Perpassando todos esses temas, uma causa única – desmascarar a política de opressão racial e social em que se converteu a gerra as drogas. Na verdade, como foi dito em muitos momentos do congresso: “It is not a war on drugs, but a war on people”. Um guerra que vitimiza milhares de pessoas em todo o mundo, uma guerra diretamente ligada ao mercado ilegal de armas e à violência gerada pelo crime organizado, que se nutre do lucrativo mercado das drogas ilícitas. Uma guerra que transforma o usuário de drogas em criminoso, institucionaliza o estigma e afasta aqueles que precisam de ajuda do sistema de saúde.
Dos muitos pontos altos do congresso, um dos que mais me impressionou e motivou foi encontro das delegações latino-americanas.
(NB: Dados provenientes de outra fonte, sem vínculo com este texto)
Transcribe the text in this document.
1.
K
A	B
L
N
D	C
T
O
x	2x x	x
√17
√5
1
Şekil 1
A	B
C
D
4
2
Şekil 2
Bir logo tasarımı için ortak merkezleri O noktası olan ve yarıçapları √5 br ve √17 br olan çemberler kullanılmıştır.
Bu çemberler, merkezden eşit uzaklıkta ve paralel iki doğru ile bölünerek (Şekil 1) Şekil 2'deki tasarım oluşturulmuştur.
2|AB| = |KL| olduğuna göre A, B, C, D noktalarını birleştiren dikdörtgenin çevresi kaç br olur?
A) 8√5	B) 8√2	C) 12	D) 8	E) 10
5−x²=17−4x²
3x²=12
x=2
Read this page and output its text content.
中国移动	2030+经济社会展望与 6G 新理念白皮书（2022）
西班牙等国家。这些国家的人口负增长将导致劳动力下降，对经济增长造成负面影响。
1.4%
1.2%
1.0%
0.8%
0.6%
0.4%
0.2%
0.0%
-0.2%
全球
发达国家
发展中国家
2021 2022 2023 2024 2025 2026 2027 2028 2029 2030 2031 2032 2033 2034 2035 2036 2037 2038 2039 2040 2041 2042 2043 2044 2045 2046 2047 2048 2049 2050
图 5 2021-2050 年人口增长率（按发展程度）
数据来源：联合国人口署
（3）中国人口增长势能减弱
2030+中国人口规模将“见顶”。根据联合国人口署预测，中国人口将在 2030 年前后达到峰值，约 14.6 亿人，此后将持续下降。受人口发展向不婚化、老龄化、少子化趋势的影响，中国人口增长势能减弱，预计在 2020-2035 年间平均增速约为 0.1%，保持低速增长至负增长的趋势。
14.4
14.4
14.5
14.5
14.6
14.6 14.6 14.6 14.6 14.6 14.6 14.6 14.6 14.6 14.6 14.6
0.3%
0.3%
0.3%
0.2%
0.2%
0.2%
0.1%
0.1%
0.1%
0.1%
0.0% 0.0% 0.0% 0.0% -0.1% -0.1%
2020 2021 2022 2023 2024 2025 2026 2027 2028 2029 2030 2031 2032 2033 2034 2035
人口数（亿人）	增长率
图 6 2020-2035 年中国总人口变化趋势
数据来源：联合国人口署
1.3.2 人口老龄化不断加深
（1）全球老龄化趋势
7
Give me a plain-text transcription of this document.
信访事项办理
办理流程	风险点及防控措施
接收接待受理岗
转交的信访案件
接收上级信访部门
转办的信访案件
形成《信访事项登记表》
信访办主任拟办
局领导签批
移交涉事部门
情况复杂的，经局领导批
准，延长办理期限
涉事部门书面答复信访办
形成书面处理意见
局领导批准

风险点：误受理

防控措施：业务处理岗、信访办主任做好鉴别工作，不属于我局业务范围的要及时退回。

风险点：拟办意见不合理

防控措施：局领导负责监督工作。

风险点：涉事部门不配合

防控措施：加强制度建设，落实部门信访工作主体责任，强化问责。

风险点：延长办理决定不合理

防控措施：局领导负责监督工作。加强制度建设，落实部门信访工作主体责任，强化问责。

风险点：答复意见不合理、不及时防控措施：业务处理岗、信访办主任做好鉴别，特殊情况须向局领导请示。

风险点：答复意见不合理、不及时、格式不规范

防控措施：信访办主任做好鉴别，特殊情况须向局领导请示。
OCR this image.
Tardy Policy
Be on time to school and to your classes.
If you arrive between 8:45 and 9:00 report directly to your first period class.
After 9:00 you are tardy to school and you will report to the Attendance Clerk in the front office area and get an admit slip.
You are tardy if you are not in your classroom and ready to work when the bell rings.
O encontro teve a moderação de Pablo Cymerman, coordenador da ONG argentina Intercambios, e se transformou em um espaço de troca de experiências e expectativas de mudança para a América Latina. Participaram do encontro representantes de Argentina, Bolívia, Brasil, Chile, Colômbia e México. Ethan Naldemman também esteve presente, compartilhando a ideia de que precisamos avançar no processo de reforma internacional da política de drogas, mas de maneira autônoma. Cada região, cada país precisa ter autonomia de construir seu caminho e superar as dificuldades muitas vezes impostas por pressões internacionais. Neste encontro (e também em muitos momentos da conferência) a América Latina foi citada, seja pelo exemplo da Comissão Latino-americana sobre Drogas e Democracia, seja pelas recentes mudanças que vem acontecendo nas políticas e legislação de países como a Argentina, Brasil, Equador e da luta para legitimar o uso ancestral da folha de coca na Bolívia. Cada país presente no encontro relatou brevemente a situação das políticas de drogas locais, os desafios atuais e as ações, em nível governamental ou não-governamental que vem acontecendo na região. Todos ressaltaram a importância de uma visão social e ampliada sobre o tema, a influência internacional negativa nas políticas da região, a tensão social gerada pela violência associada ao narcotráfico, e a importância de um diálogo aberto com governos e sociedade civil.
Os bons ventos que sopraram do deserto do Novo México, mostraram que tabus vem sendo rompidos e é cada vez maior a pressão social para o fim da guerra às drogas e em prol de um diálogo franco a favor dos direitos civis, assim como ocorreu ao longo da História pelos direitos das mulheres, minorias raciais e gays, mais recentemente. Citando Gramsci: “The old is dead, but the new is not yet born”. Este é o momento de abrir um amplo debate sobre o “novo”, conquistar corações e mentes e lutar pelas mudanças que acreditamos.
* Michaela Bitarello do Amaral Sabadini – é psicóloga, doutoranda em Ciências da Saúde na UNIFESP e bolsista de doutorado-sanduíche CAPES na Universidade de Boston (USA) e esteve presente na Reform conference pela primeira vez este ano.